Resources Help Readers and Listeners Get Out of Debt 

While behavior can determine much of personal finance success, many people need to understand how to make better decisions — and be held accountable for following through. This is where Ramsey Solutions’ Financial Peace University comes in. The nine-lesson course demystifies personal finances for the more than 10 million students who have enrolled. 

“Most people who enroll in Financial Peace University are on Baby Step One. They don’t even have $1,000 saved, and they have tons of debt,” Warshaw said. 

Warshaw is hosting her own virtual Financial Peace University class starting on May 8 and running through June 7. The classes meet on Mondays and Wednesdays, and the enrollment price includes a year of access to Financial Peace University and three months of the premium version of EveryDollar.

Warshaw said some people enroll in Financial Peace University because they’re facing various challenges with their money. Some are living paycheck-to-paycheck. Ramsey Personality Ken Coleman is the on-staff “career guy” who can help people identify purposeful careers that pay well. Warshaw said other people are facing mental health or relational issues relating to their money. Dr.

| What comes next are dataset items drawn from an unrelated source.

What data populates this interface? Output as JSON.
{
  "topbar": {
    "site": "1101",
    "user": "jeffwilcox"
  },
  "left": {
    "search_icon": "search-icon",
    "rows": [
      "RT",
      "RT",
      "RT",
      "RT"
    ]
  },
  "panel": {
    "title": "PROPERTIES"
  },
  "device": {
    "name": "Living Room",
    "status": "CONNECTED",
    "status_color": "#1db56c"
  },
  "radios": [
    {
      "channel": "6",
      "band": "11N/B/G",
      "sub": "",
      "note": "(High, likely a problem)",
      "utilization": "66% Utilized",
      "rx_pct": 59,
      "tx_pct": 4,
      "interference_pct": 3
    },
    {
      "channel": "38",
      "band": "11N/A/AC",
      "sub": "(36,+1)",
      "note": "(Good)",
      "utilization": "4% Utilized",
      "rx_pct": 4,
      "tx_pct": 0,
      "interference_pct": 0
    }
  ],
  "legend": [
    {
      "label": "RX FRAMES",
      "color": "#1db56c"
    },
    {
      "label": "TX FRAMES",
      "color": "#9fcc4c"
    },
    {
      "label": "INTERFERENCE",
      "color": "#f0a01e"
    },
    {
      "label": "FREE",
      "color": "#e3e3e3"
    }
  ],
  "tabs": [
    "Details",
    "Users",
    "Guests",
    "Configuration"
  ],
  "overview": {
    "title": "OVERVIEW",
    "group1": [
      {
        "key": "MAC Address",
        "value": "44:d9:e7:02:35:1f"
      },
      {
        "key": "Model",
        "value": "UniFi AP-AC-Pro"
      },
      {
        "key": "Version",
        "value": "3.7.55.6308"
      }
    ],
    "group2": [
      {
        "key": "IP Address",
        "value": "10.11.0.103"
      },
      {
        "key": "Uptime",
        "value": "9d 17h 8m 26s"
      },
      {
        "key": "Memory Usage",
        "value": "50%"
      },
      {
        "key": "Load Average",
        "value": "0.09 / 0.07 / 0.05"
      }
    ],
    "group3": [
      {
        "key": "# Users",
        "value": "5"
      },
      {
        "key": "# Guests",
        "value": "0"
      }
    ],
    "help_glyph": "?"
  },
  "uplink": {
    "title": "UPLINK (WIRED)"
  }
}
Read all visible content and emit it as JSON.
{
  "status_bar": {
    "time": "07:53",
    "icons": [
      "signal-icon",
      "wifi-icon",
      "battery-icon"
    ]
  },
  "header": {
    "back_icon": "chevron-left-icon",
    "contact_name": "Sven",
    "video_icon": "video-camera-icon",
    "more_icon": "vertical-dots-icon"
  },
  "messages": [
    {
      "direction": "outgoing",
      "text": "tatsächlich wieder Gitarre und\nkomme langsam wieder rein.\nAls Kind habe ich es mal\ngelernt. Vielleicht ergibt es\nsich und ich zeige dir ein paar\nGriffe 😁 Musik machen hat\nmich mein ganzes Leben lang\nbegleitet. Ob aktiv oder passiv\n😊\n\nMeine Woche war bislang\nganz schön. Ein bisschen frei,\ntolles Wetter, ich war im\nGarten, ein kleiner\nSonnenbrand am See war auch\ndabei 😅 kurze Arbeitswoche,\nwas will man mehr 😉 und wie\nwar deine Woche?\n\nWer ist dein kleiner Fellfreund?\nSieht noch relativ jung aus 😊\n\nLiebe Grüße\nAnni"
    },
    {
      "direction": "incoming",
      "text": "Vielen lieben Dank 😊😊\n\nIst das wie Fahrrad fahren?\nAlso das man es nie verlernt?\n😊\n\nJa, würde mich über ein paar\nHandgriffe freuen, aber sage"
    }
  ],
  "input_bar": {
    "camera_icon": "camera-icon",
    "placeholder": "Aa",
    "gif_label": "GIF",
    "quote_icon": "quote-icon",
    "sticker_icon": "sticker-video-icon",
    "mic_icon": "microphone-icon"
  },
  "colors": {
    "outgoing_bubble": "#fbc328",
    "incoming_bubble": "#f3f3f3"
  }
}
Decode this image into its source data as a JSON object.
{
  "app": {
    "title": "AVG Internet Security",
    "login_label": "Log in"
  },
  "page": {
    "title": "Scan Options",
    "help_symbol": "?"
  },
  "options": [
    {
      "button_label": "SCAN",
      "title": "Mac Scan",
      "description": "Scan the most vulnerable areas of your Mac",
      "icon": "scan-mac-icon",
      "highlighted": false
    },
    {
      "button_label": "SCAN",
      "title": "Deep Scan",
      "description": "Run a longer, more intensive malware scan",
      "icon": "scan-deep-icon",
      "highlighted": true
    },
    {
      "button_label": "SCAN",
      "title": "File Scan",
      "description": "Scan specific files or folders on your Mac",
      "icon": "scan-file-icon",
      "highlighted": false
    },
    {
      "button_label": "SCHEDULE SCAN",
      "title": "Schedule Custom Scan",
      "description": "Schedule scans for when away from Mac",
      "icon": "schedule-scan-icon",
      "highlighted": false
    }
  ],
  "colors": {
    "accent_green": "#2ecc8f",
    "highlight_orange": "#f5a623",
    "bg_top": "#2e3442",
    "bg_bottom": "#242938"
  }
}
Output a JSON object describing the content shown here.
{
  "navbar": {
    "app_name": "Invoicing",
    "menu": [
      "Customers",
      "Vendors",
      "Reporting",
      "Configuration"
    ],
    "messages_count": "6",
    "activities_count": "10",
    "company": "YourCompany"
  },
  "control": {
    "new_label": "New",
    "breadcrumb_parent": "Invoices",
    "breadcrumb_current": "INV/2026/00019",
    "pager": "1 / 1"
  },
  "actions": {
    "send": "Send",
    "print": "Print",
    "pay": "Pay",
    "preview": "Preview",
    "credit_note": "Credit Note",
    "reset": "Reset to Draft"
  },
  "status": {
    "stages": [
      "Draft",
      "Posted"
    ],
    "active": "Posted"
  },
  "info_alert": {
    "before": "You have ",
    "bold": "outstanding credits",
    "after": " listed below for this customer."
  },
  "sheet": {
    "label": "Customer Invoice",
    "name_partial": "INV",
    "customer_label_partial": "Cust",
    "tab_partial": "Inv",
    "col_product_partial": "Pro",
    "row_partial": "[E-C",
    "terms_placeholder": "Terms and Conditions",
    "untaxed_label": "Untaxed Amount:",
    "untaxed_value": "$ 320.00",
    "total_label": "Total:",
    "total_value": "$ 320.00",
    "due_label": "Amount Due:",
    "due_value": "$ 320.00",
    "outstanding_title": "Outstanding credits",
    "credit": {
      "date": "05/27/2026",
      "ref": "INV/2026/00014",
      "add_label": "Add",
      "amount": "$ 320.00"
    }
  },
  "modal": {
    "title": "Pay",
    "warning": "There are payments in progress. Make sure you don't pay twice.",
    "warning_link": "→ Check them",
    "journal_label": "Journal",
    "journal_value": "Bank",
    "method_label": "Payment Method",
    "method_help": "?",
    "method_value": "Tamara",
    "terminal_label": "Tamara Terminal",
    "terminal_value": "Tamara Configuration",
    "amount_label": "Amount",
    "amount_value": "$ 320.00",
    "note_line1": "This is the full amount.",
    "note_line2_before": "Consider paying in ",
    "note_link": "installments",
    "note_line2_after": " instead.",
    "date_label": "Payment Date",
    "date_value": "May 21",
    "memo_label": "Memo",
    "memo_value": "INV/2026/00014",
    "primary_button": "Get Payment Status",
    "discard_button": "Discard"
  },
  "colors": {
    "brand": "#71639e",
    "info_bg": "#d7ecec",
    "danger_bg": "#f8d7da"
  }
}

John Delony, Ramsey Personality, explains the intersection between mental health and personal finances. 

Screenshot from Financial Peace University
Financial Peace University teaches students how to deal with debt for good.

“It’s not always just about their money. We’re able to intersect with different things going on in their lives, and support them in other areas beyond just the financial,” Warshaw told us. 

Financial Peace University isn’t just for individuals struggling with debt. Some enrollees are on Baby Step Four. They’ve paid off debt and have started saving and now want investment help or a better understanding of their 401Ks. 

“There’s really an on-ramp for anybody,” Warshaw said. 

If anyone feels trapped under considerable debt, Warshaw encourages them to seek help from Ramsey Solutions. She believes the team of personalities and the Ramsey community help those trying to get out of debt to feel less alone — and more hopeful. 

“We don’t want you to just pop in here to buy our products. We want to be with you through investing, through paying for your kids’ college, through building wealth. We want to help you learn how to handle money throughout your financial life. That’s really important to us,” Warshaw said.